The obvious values that make this equation equal 0 are 0 and 1. When p = 0, none of the processes are attempting to access the database. When it equals 1 then all the processes are attempting at the same time. Both situations are ones we are not interested in. The only other value is when p = 1/n.

Set p = 1/n and we get

Pr[S[i,t]] = 1/n(1–1/n)^(n-1)

From calculus, there are two facts we will use.

  1. (1–1/n)^n converges monotonically from 1/4 up to 1/e
  2. (1–1/n)^n-1 converges monotonically from 1/2 down to 1/e

So we see there is an asymptotic bound we can use.

1/n(1–1/n)^(n-1) converges monotonically from (≤) 1/2 *1/n down to (≥) 1/e*1/n

1/en ≤ Pr[S[i,t]] ≤ 1/2n

The prior is asymptotically equal to O(1/n)

Another event, failures…

E3 = F[i,t]: denotes the “failure event” of P[i] not succeeding accesses to D in any rounds from 1 to t

That is equivalent to specifying the intersection of events, S[i,r]^ (no success) for r = 1…t

This eventually helps the probability of F[i,t] become a nice commutable math equation as the probability of the intersection of events is the product of the individual event probabilities.

Pr[F[i,t]] = Pr[⋂r=1.to.t (S[i,r]^)] = ∏r=1.to.t(Pr[S[i,r]^]) =

(1-p(1-p)^(n-1))^t

  • Pr[S[i,t]] = p(1-p)^(n-1), S[i,t]^ = 1-Pr[S[i,t]]

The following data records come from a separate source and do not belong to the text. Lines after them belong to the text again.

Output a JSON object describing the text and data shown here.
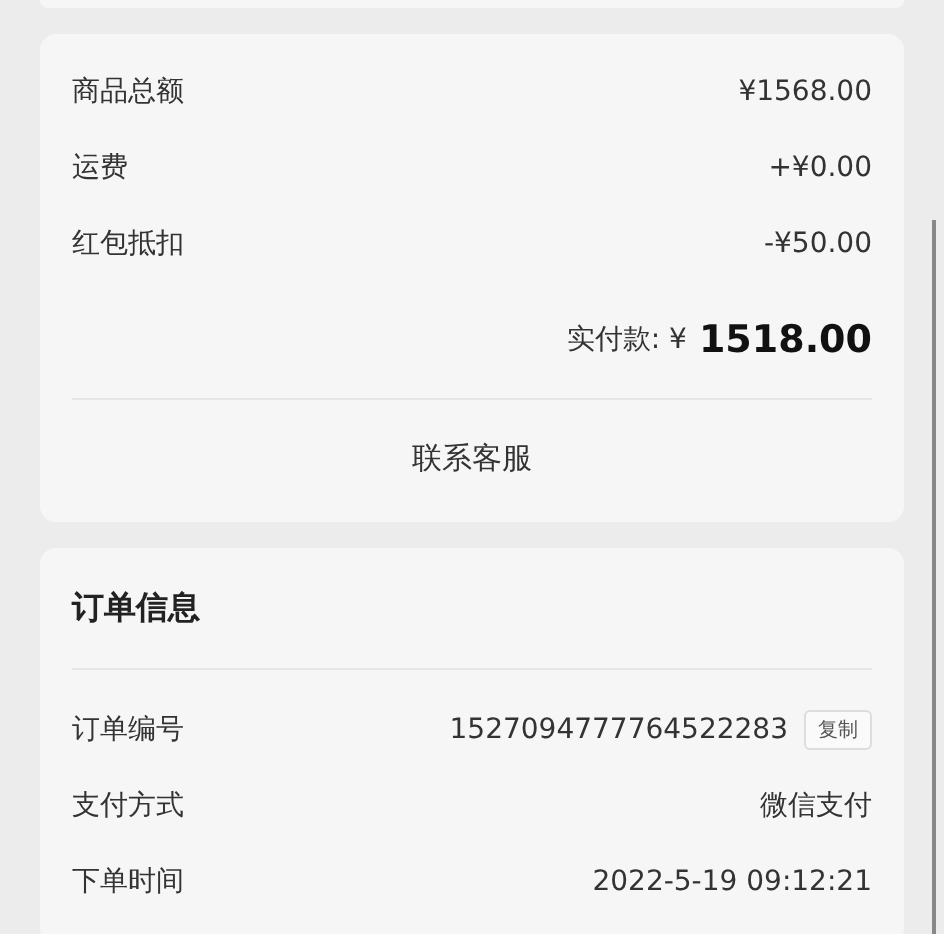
{
  "price_summary": {
    "rows": [
      {
        "label": "商品总额",
        "value": "¥1568.00"
      },
      {
        "label": "运费",
        "value": "+¥0.00"
      },
      {
        "label": "红包抵扣",
        "value": "-¥50.00"
      }
    ],
    "total": {
      "label": "实付款: ¥",
      "amount": "1518.00"
    },
    "contact_button": "联系客服"
  },
  "order_info": {
    "title": "订单信息",
    "rows": [
      {
        "label": "订单编号",
        "value": "1527094777764522283",
        "copy_button": "复制"
      },
      {
        "label": "支付方式",
        "value": "微信支付"
      },
      {
        "label": "下单时间",
        "value": "2022-5-19 09:12:21"
      }
    ]
  }
}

Remember the calculus convergence properties we saw earlier? We use them here to get

Pr[F[i,t]] = (1-p(1-p)^(n-1))^t = (1–1/n(1–1/n)^(n-1))^t ≤ (1–1/en)^t

  • p = 1/n because each of the n processors has an equal probability of attempting to access the database at time t

Now let us take a look at parameter t.

If we set t = ceiling(en) to make sure it is an integer, we get

Pr[F[i,t]] ≤ (1–1/en)^ceiling(en) ≤ (1–1/en)^en ≤ 1/e

This bound tells us that the probability of a process i not succeeding in its attempts from rounds 1 to ceiling(en) is upper-bounded by 1/e, independent of n.

Set t = ceiling(en)*(c*ln(n)) then we have

Pr[F[i,t]] ≤ (1–1/en)^t ≤ ((1–1/en)^ceiling(en))^(c*ln(n)) ≤ (1/e)^c*ln(n) ≤ 1/n^c = n^-c

One last event… our goal is to have the processes succeed as many rounds as possible. In other words if, say,

E4 = F[t]: denotes the event of the protocol failing after t rounds then we would like to minimize t here to maximize the number of rounds it succeeds.

F[t] essentially occurs if and only if one of F[i,t] occurs, only takes one process failing to say the protocol has failed. This is therefore the union of events F[i,t] for processes i = 1…n.

F[t] = ⋃i=1.to.n(F[i,t])

Union Bound

The prior is hard to compute exactly because the events F[i,t] are not independent. The easy solution is bound to them as if they are all independent.

Given events E1, … En, we have Pr[⋃i=1.to.n(Ei)] ≤ ∑i=1.to.n(Pr[Ei])

Pr[F[t]] ≤ ∑i=1.to.n(Pr[F[i,t]])

Recall when t = ceiling(en)*c*ln(n) gives an upper bound on Pr[F[i,t]] ≤ n^-c

Let c = 2 and we have Pr[F[t]] ≤ ∑i=1.to.n(n^(-2)) = n*n^(-2) = 1/n

What is the probability that all the processes succeed at accessing D at least once within the t = 2*ceiling(en)*ln(n) rounds?

Take the complement of F[t], F[t]^ and arrive at a probability

1–1/n.

Wrapping up

This was quite a lengthy analysis, and most analyses for randomized algorithms are. It is essentially a trade-off, as the algorithms are easier to design and understand than complex deterministic algorithms that are computationally heavy arriving at the correct solution. With randomized algorithms, we are willing to accept some small error with the luxury of efficiency.

Thank you for reading. I am new to the blogging game, so any feedback would be appreciated.